Besonders bezog er sich auf die Anlagen und Standorte in Auma, Bad Köstritz und Zeulenroda.
Als verlässlichen Partner bezeichnete der Vorsitzende die Kreispolitik und die Kreisbehörde. Dabei richtete er den besonderen Dank an die Landrätin, Martina Schweinsburg für die vertrauensvolle Zusammenarbeit und hilfreiche Unterstützung.

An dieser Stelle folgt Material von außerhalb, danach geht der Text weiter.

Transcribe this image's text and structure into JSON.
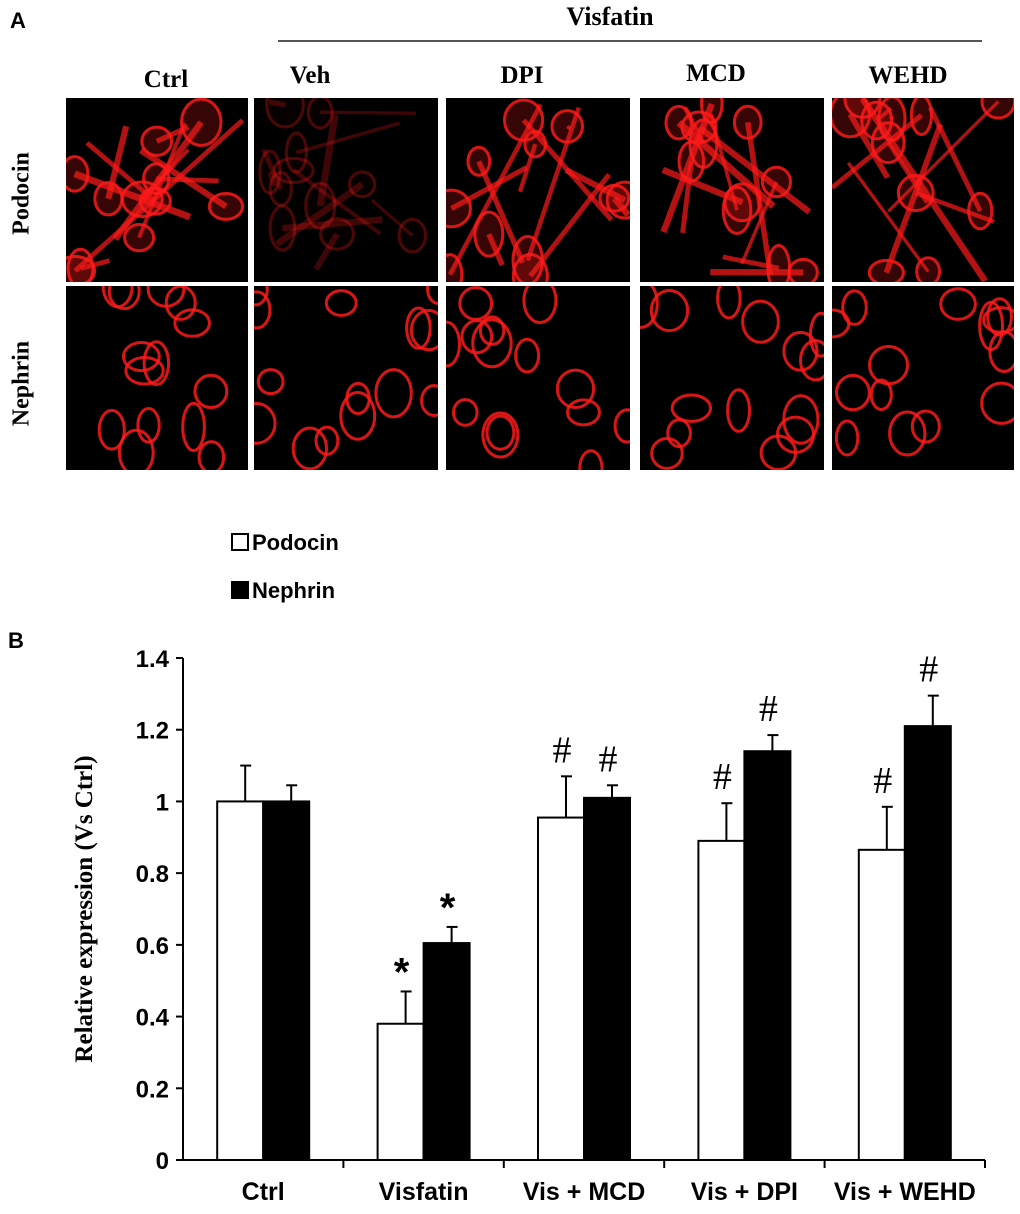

Die Bedeutung des Sports für den Landkreis Greiz stelle Steffen Weber, Amtsleiter Zentrale Verwaltung, Schule, Kultur, Sport des Landratsamtes Greiz heraus, der im Auftrag der Landrätin ein Grußwort an die Anwesenden richtete. Im Gebäck hatte er einen Bescheid über 28.150 € zur Förderung des Vereinssports, die der Kreissportbund über die Zuwendungsordnung vollzieht. In diesem Zusammenhang informierte er über die Entscheidung der Kreis- Kultur- und Sport-Stiftung, die in diesem Jahr erstmals finanzielle Mittel ausgeschüttet hat. Hier erhält der Kreissportbund weitere 15.900 € für die Absicherung der Vereinsberatung und für eigene Kleinprojekte.
Als einen wesentlichen Aspekt der Förderung und Anerkennung der Leistungen des Sports hob Weber die unentgeltliche Nutzung der kreiseigenen Sportstätten für den Übungs-, Trainingsbetrieb und in bestimmten Ausnahmen auch für den Wettkampfbetrieb heraus.
Rolf Beischmidt hob in seinen Ausführungen hervor, dass der KSB Greiz ein verlässlicher Partner in der Thüringer Sportfamilie ist. Er forderte die Mitglieder auf, sich den Herausforderungen des demografischen Wandels zu stellen und die Sportvereine entsprechend modern zu gestalten. Das Bedürfnis sich sportlich zu betätigen, zeigte sich in der Mitgliederstatistik vor allem bei der Generation 50+.
Er verwies in seinen Worten auf die Wichtigkeit und hohe Bedeutung des Kinder- und Jugendsports in den Vereinen.
Die Vorsitzende der Kreissportjugend, Corinna Fink, erläuterte, dass ein wesentlicher Schwerpunkt der Zusammenarbeit von Vereinen, Kindertagesstätten, Schulen und Schulträgern die Kooperationsvereinbarungen zur Sicherung von bewegten Angeboten für Kinder und Jugendliche mit dem Ziel der Nachhaltigkeit waren. So gab es im vergangenen Zeitraum 84 Kooperationsvereinbarungen und in diesem Jahr sind es 105 Vereinbarungen. Hinzu kommen viele Maßnahmen der Schuljugendarbeit in den Regelschulen sowie die Übernahme von sportlichen Angeboten in unserem Modellprojekt Kommunalisierung der Horte.
Besonders stellte sie die Notwendigkeit der überfachlichen Kinder- und Jugendarbeit in den Sportvereinen heraus, die künftig noch mehr an Bedeutung, vor allem bei den 15 – 26 Jährigen, gewinnen wird. Ansatzpunkte hierfür bilden die jährlich zentral organisierten Sport- und Freizeitwochen in den Frühjahrs- und Herbstferien und Ferienfreizeiten in den Winter- und Sommerferien.
Wesentliche Beschlüsse zur Mitgliederversammlung waren der Abschluss des Haushaltes 2010, der Haushalt 2011 mit den Fördereckdaten der Vereinsförderung, die Entlastung des Vorstandes sowie die Einberufung des Kreissporttages 2012 für den 05. Mai nächsten Jahres.